Brown stressed this policy is focused on improved patient care through standardized administrative and movement procedures and accurate documentation and required a total team effort. “The procedures the 'En Route Patient Staging System team in Bagram, at Craig Joint Theater Hospital, followed were from the CENTCOM PAD and Patient Movement policy draft. From a strategic point, USTRANSCOM established priorities and procedures for this type of movement. How everyone worked together to successfully treat, document and move the patient from Bagram directly to San Antonio was a combination of our standardized procedures and ones from USTRANSCOM, Theater Patient Movement Requirements Center–Europe, the Patient Administration teams and Air Evacuation specialty crews. It truly is a combined effort,” said Brown.
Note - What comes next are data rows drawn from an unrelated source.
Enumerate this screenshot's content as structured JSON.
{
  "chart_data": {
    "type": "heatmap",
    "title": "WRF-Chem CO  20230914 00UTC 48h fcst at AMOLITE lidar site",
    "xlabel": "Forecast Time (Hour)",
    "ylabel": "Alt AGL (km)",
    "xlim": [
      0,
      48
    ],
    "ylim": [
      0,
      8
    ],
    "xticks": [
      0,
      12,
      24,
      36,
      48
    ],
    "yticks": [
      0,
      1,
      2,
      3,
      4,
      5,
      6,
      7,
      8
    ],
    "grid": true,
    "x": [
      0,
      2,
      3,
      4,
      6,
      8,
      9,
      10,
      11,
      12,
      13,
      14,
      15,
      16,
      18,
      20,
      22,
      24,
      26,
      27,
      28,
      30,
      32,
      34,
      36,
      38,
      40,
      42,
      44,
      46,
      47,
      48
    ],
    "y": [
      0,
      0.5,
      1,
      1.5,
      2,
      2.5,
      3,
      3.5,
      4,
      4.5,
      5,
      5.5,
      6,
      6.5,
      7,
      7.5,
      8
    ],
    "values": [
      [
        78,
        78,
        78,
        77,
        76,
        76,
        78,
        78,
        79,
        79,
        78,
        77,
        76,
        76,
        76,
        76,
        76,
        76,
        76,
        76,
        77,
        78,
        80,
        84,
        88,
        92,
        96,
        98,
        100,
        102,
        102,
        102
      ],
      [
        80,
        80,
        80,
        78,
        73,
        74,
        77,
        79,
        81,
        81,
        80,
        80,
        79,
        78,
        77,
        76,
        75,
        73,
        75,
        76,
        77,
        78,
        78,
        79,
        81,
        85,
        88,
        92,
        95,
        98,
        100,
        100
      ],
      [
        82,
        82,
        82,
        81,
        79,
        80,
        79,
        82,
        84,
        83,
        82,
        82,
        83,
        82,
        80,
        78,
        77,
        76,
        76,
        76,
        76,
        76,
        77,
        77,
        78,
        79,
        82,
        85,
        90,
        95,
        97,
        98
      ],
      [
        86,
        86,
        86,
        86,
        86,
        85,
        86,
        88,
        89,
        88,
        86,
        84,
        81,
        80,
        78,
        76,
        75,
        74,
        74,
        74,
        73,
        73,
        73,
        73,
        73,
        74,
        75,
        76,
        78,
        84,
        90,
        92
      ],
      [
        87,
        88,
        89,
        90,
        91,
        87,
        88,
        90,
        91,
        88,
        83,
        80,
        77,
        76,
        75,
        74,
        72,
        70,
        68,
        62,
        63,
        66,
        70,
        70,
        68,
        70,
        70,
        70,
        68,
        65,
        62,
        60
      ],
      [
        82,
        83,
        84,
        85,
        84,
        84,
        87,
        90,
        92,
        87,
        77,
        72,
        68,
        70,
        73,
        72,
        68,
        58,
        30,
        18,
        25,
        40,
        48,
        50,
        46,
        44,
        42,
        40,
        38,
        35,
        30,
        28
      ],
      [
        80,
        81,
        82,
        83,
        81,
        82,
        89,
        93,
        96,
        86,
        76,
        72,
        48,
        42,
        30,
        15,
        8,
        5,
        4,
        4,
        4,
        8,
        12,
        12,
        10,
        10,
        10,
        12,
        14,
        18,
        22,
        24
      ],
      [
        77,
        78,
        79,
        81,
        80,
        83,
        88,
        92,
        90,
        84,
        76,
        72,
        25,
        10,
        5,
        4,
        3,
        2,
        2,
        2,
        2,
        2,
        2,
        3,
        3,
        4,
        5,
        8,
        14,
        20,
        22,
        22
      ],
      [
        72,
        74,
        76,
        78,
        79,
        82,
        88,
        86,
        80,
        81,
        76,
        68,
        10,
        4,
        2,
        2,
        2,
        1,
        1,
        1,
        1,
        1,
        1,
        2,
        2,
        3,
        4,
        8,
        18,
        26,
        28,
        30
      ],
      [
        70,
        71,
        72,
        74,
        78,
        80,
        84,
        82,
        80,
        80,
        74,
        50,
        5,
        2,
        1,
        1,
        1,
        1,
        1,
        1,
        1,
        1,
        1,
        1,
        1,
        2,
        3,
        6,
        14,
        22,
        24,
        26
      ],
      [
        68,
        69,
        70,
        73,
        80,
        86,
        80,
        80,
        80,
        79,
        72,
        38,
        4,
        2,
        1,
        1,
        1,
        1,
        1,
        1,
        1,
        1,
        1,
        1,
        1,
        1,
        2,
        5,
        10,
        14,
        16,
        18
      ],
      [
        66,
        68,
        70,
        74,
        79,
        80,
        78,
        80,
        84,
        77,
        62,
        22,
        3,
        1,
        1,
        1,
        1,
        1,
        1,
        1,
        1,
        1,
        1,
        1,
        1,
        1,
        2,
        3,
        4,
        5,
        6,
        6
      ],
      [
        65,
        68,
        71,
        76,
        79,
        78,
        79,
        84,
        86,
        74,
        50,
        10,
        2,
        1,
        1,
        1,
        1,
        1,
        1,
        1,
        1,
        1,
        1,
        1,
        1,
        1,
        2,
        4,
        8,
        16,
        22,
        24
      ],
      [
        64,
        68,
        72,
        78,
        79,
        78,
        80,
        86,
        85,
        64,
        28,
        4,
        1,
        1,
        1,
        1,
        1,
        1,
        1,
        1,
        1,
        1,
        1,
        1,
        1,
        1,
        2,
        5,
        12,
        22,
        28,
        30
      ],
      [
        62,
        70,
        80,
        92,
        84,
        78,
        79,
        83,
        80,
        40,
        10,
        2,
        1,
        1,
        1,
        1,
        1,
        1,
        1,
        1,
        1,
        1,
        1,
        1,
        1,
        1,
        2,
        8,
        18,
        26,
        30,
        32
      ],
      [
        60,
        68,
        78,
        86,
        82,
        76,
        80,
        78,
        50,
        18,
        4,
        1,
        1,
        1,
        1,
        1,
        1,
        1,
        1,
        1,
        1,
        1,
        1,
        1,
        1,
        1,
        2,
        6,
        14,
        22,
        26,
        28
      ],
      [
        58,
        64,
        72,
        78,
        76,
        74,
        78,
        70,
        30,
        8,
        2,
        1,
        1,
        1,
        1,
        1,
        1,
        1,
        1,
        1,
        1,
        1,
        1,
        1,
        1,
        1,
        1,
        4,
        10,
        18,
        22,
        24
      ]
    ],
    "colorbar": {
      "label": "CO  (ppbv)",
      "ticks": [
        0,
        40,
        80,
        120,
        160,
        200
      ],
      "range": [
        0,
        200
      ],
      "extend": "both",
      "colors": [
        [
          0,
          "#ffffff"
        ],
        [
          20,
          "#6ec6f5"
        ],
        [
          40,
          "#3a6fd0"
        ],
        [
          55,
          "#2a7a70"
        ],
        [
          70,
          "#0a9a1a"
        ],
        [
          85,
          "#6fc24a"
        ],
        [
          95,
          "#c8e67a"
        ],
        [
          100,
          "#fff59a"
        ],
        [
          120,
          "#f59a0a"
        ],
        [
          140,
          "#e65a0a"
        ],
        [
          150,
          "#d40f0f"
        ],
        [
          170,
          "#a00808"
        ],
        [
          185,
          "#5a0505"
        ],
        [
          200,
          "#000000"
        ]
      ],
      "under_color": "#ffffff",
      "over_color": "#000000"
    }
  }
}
This SOP also spells out processes for when NATO and Coalitions partners deploy, and require medical transportation for treatment. Gilliland worked with liaisons from Canada, Romania, and Australia who wrote their own SOP's explaining how the US can facilitate moving their Service Members. “This SOP also covers troop movement to a US Role IV facility and steps to get service members to their home country, said Gilliland, adding, “These small intricacies of PAD downrange can be the difference between life and death of a patient.”

After nine-months of extensive research collaboration and writing, the new policy is set for implementation across CENTCOM, but implementation is the first step in the process, next is training, “Our goal is to design a specific program to develop and implement training for PAD professionals deploying to contingency operations,” said Gilliland.